The people in whom the two proteins were discovered were found to be at a 20-40 times higher risk of developing the disease at follow-up a few years later, compared to the participants who had no biological changes.
“When both beta-amyloid and tau are present in the brain, it can no longer be considered a risk factor, but rather a diagnosis. A pathologist who examines samples from a brain like this, would immediately diagnose the patient with Alzheimer’s,” says Rik Ossenkoppele, who is the first author of the study and is a senior researcher at Lund University and Amsterdam University Medical Center.
He explains that Alzheimer’s researchers belong to two schools of thought—on one hand, those who believe that Alzheimer’s disease cannot be diagnosed until cognitive impairment begins. There is also the group that he himself and his colleagues belong to—who say that a diagnosis can be based purely on biology and what you can see in the brain.
“You can, for example, compare our results to prostate cancer. If you perform a biopsy and find cancer cells, the diagnosis will be cancer, even if the person in question has not yet developed symptoms,” says Rik Ossenkoppele.
Recently, positive results have emerged in clinical trials of a new drug against Alzheimer’s, Lecanemab, which has been evaluated in Alzheimer’s patients. Based on this, the study from Lund University is particularly interesting, say the researchers:
“If we can diagnose the disease before cognitive challenges appear, we may eventually be able to use the drug to slow down the disease at a very early stage.

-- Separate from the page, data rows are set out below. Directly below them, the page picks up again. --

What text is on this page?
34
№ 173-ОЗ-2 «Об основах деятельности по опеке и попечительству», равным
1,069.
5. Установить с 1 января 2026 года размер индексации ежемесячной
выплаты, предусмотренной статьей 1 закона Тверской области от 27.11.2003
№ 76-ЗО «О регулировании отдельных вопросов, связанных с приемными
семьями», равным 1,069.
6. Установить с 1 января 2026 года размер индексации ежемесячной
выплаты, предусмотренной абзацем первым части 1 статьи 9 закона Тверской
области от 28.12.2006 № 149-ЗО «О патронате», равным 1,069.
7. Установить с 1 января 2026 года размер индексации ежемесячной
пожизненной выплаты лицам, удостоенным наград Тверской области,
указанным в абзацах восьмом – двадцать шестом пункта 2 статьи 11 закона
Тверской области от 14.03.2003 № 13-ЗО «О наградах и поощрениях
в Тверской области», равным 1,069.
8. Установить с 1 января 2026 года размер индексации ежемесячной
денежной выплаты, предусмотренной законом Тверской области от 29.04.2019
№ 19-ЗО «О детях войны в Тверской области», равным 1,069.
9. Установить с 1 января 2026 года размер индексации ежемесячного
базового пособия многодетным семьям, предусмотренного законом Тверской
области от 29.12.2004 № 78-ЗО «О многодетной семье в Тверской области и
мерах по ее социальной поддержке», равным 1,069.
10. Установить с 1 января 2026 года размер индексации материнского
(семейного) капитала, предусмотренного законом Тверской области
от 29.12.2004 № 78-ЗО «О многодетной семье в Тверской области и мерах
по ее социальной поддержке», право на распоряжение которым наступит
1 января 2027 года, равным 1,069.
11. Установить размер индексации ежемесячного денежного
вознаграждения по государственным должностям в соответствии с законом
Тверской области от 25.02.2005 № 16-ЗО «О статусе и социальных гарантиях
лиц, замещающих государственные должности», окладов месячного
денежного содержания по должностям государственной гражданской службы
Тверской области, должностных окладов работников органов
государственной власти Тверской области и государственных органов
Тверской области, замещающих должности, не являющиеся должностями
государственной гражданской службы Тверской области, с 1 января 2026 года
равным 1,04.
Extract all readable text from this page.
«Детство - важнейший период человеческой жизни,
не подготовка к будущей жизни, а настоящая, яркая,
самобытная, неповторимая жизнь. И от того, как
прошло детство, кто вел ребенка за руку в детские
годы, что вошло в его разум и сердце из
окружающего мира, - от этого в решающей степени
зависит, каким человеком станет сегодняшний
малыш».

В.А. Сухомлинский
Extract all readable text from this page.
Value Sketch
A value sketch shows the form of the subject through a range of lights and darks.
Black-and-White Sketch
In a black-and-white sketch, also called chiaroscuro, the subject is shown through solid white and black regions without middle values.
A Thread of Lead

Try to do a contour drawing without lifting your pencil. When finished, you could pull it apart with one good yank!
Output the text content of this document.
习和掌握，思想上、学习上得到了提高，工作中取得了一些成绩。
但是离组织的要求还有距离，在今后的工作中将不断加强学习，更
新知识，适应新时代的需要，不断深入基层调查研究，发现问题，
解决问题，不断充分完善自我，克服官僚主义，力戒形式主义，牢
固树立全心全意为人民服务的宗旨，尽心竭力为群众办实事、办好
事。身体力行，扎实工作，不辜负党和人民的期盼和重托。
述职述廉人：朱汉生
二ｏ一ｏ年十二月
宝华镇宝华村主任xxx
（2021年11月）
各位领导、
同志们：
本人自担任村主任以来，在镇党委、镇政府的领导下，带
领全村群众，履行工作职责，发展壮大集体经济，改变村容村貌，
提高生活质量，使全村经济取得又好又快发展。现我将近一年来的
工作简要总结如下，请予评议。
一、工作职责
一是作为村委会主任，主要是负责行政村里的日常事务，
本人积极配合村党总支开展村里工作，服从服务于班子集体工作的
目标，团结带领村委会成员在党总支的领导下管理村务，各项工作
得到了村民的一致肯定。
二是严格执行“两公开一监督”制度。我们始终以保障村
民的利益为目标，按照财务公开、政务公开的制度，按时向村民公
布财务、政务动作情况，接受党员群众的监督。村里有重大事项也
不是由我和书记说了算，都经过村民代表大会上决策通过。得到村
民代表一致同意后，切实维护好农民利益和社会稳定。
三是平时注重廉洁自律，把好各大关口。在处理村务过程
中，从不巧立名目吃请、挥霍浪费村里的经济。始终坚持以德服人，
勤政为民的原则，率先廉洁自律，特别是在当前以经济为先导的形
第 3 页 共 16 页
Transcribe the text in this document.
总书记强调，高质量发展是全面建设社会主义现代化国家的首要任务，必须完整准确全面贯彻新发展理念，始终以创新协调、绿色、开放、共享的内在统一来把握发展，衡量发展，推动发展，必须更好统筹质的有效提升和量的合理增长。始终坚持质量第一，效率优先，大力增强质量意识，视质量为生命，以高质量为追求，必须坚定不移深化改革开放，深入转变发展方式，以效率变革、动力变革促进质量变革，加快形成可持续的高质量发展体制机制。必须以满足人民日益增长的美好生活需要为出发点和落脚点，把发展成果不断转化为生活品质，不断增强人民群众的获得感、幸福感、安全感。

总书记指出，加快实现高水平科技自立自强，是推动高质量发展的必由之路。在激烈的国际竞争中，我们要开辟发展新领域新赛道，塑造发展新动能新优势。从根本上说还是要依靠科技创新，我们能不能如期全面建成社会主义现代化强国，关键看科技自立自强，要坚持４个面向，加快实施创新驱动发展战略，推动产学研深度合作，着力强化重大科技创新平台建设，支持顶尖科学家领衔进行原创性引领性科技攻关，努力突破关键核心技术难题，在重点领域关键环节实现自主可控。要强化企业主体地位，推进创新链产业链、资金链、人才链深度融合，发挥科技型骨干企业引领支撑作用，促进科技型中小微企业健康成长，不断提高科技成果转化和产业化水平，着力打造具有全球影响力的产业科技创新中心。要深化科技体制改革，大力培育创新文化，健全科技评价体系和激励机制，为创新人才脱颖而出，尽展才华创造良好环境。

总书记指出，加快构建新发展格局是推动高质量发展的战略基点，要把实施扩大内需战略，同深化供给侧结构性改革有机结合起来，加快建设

In combination with physical activity and good nutrition, one would then have a greater chance of preventing or slowing future cognitive impairment.
“However, more research is needed before treatment can be recommended for people who have not yet developed memory loss,” concludes Oskar Hansson.
Amyloid and tau PET-positive cognitively unimpaired individuals are at high risk for future cognitive decline
A major unanswered question in the dementia field is whether cognitively unimpaired individuals who harbor both Alzheimer’s disease neuropathological hallmarks (that is, amyloid-β plaques and tau neurofibrillary tangles) can preserve their cognition over time or are destined to decline.
In this large multicenter amyloid and tau positron emission tomography (PET) study (n = 1,325), we examined the risk for future progression to mild cognitive impairment and the rate of cognitive decline over time among cognitively unimpaired individuals who were amyloid PET-positive (A+) and tau PET-positive (T+) in the medial temporal lobe (A+TMTL+) and/or in the temporal neocortex (A+TNEO-T+) and compared them with A+T− and A−T− groups.
Cox proportional-hazards models showed a substantially increased risk for progression to mild cognitive impairment in the A+TNEO-T+ (hazard ratio (HR) = 19.2, 95% confidence interval (CI) = 10.9–33.7), A+TMTL+ (HR = 14.6, 95% CI = 8.1–26.4) and A+T− (HR = 2.4, 95% CI = 1.4–4.3) groups versus the A−T− (reference) group. Both A+TMTL+ (HR = 6.0, 95% CI = 3.4–10.6) and A+TNEO-T+ (HR = 7.9, 95% CI = 4.7–13.5) groups also showed faster clinical progression to mild cognitive impairment than the A+T− group.
Linear mixed-effect models indicated that the A+TNEO-T+ (β = −0.056 ± 0.005, T = −11.55, P < 0.001), A+TMTL+ (β = −0.024 ± 0.005, T = −4.72, P < 0.001) and A+T− (β = −0.008 ± 0.002, T = −3.46, P < 0.001) groups showed significantly faster longitudinal global cognitive decline compared to the A−T− (reference) group (all P < 0.001). Both A+TNEO-T+ (P < 0.001) and A+TMTL+ (P = 0.002) groups also progressed faster than the A+T− group.
In summary, evidence of advanced Alzheimer’s disease pathological changes provided by a combination of abnormal amyloid and tau PET examinations is strongly associated with short-term (that is, 3–5 years) cognitive decline in cognitively unimpaired individuals and is therefore of high clinical relevance.